William Floyd, the president of the CMA’s board, said in a statement, “Barbara was a remarkable leader, truly a force of nature: dynamic, brilliant, passionate and above all deeply devoted to her family, of which she considered CMA to be a part—and we, her. She has left an indelible mark that can be seen in every aspect of the museum.”
McLanahan’s decorated career included stints as the executive director of Artists Space (which she led from 2000 to 2006) and the Judd Foundation (2006–13), both in New York. Prior to leading those institutions, she had also overseen Visual AIDS, a New York–based organization dedicated to supporting HIV-positive artists, and she had worked at Camerawork Gallery + Darkroom in London.

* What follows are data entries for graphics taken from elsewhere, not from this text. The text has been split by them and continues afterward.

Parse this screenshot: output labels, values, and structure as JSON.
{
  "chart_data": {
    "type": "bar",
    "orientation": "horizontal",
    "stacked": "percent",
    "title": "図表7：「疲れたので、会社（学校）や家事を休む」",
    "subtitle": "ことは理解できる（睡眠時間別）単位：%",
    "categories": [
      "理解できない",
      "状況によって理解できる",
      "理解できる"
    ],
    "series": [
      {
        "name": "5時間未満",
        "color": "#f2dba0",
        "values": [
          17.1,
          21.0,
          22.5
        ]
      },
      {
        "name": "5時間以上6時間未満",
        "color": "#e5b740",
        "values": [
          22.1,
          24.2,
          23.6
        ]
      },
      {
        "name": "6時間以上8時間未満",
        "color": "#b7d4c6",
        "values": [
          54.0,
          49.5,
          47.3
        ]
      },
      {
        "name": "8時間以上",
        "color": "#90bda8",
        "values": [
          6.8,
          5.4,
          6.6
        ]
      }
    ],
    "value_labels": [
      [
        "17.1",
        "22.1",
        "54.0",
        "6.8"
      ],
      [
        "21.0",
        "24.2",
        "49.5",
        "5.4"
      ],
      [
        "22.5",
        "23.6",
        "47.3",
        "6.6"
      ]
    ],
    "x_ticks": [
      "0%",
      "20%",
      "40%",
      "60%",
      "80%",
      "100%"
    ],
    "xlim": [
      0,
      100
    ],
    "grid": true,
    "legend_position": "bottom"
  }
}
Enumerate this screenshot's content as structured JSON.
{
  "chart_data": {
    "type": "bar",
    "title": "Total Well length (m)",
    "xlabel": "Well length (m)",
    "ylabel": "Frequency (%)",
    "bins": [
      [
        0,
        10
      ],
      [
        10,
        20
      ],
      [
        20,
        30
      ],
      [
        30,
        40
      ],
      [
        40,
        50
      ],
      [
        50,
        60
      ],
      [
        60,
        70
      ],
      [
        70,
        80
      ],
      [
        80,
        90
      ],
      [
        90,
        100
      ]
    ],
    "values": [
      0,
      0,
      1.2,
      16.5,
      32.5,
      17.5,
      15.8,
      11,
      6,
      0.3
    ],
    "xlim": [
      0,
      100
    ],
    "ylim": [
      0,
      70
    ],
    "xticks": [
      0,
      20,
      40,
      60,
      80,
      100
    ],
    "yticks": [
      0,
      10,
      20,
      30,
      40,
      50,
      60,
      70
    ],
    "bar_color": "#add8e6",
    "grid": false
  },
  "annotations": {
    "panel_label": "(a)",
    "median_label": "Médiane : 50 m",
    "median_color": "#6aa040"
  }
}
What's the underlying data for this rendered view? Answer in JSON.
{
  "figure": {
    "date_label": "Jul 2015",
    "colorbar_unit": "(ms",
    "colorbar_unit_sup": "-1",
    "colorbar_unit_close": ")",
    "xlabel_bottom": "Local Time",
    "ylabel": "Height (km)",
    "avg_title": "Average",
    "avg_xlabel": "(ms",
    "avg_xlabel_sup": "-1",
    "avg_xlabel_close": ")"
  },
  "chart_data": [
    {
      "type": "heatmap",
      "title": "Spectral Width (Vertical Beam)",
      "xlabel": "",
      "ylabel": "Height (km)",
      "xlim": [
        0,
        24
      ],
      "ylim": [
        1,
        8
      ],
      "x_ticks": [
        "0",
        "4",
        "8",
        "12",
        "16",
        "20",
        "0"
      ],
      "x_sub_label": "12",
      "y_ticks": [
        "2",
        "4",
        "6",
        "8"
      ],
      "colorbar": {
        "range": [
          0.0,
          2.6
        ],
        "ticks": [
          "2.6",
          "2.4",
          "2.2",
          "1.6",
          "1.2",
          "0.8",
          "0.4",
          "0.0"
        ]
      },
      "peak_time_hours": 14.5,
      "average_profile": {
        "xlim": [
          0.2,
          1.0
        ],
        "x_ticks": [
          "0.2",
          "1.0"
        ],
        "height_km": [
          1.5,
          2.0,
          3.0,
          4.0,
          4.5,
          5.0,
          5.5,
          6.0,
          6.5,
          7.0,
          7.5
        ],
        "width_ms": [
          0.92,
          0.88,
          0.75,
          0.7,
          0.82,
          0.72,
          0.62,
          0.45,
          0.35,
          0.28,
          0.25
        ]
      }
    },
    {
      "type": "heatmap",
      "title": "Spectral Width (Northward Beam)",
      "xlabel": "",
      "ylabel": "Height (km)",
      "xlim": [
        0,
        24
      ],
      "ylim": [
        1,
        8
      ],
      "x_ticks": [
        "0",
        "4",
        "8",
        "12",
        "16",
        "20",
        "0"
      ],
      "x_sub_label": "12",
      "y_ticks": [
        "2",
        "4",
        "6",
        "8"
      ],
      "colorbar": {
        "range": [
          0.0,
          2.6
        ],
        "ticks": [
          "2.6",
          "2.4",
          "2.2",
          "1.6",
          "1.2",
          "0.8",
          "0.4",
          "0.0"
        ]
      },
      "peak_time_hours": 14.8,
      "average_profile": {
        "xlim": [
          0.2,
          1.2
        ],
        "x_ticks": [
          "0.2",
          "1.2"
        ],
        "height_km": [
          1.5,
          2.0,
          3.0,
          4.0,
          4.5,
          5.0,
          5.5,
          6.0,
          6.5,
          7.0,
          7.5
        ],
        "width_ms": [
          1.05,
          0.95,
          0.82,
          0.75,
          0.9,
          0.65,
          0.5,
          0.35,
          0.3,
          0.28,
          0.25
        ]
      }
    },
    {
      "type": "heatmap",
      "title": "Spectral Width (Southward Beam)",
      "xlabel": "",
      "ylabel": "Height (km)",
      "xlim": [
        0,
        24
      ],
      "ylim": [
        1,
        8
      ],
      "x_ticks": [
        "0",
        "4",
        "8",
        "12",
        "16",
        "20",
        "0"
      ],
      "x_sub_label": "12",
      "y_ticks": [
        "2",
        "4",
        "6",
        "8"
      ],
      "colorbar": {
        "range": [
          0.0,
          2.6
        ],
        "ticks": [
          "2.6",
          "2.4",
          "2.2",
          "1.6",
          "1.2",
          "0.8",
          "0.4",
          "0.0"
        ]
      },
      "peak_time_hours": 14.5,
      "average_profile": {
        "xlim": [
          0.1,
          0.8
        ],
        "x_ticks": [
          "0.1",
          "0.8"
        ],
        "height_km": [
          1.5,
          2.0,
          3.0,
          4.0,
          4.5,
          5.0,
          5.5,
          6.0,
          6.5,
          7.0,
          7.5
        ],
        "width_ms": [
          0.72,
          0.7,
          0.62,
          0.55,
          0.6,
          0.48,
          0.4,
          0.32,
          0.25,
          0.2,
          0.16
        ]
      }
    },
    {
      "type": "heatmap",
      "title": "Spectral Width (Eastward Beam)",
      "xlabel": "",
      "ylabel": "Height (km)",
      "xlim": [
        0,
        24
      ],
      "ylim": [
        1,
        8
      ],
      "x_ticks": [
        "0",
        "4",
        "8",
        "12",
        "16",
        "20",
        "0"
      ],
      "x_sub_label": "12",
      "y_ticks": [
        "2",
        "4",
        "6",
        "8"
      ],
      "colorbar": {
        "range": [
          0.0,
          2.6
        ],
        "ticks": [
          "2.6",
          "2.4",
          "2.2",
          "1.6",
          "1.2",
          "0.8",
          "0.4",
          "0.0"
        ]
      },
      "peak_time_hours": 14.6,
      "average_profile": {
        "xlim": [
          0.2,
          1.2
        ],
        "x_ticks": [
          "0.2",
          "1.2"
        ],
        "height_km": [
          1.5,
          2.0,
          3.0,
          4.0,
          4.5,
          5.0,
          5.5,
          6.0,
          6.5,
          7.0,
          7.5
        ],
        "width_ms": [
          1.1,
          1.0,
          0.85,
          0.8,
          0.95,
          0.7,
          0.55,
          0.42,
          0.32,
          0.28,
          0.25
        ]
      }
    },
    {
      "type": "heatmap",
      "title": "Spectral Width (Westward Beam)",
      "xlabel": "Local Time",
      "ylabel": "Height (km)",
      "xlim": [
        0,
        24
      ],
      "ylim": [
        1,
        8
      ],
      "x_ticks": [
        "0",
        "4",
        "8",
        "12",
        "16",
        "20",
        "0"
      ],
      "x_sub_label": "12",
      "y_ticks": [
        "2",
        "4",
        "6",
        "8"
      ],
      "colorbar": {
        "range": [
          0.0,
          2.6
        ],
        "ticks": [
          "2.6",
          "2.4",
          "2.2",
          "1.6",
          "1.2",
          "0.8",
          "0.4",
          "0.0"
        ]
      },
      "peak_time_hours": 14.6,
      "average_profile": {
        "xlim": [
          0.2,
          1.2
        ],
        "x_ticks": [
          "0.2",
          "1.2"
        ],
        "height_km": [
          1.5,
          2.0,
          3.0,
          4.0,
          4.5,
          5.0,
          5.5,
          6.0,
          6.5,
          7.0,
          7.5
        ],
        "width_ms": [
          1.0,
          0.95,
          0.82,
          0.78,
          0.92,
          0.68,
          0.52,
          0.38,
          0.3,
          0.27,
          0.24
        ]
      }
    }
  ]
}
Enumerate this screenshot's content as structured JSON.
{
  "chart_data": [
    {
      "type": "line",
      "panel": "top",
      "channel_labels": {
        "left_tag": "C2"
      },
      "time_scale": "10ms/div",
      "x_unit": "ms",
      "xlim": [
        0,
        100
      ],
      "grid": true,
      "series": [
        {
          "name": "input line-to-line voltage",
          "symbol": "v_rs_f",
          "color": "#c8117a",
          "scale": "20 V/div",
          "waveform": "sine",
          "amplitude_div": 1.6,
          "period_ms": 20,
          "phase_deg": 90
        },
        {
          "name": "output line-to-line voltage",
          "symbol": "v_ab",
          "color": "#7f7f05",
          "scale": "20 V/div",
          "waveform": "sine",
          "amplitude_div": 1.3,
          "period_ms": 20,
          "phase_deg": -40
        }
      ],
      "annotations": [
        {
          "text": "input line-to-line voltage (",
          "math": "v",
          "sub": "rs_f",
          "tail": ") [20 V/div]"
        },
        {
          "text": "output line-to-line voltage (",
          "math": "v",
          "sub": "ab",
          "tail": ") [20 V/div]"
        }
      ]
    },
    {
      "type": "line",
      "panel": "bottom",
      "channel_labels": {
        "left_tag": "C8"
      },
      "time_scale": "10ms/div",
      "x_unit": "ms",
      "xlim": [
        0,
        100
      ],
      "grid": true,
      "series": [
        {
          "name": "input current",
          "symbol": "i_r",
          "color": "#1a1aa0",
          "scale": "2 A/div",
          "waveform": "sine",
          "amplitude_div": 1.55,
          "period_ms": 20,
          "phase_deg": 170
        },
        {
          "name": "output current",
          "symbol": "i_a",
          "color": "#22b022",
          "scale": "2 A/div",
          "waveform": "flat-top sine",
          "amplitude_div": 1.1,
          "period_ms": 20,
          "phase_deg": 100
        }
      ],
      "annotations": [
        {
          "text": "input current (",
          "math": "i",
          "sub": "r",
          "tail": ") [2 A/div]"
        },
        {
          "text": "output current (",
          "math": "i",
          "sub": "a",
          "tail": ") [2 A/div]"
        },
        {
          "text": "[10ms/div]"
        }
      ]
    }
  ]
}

“Barbara was a force of nature, an incredible spirit, and an important friend and mentor to many in our community,” Visual AIDS said in a statement. “During her years as executive director of Visual AIDS, she stewarded the legacy of the organization while propelling it into the future. She holds an important place in Visual AIDS’s history and in our hearts, and will be greatly missed.”
McLanahan had served as the CMA’s director since 2013. Under her tenure, the museum moved to a new space in New York’s SoHo neighborhood and celebrated its 30th anniversary. Her family has established the Barbara Hunt McLanahan Memorial Fund, which will support programs dedicated to children with disabilities at the museum.
Alongside her leadership roles, McLanahan served on the boards of a variety of institutions, including the Carmago Foundation in Cassis, France, and the African and Asian Visual Arts Archive. In 2006 she was named a Chevalier of France’s Ordre des Arts et des Lettres.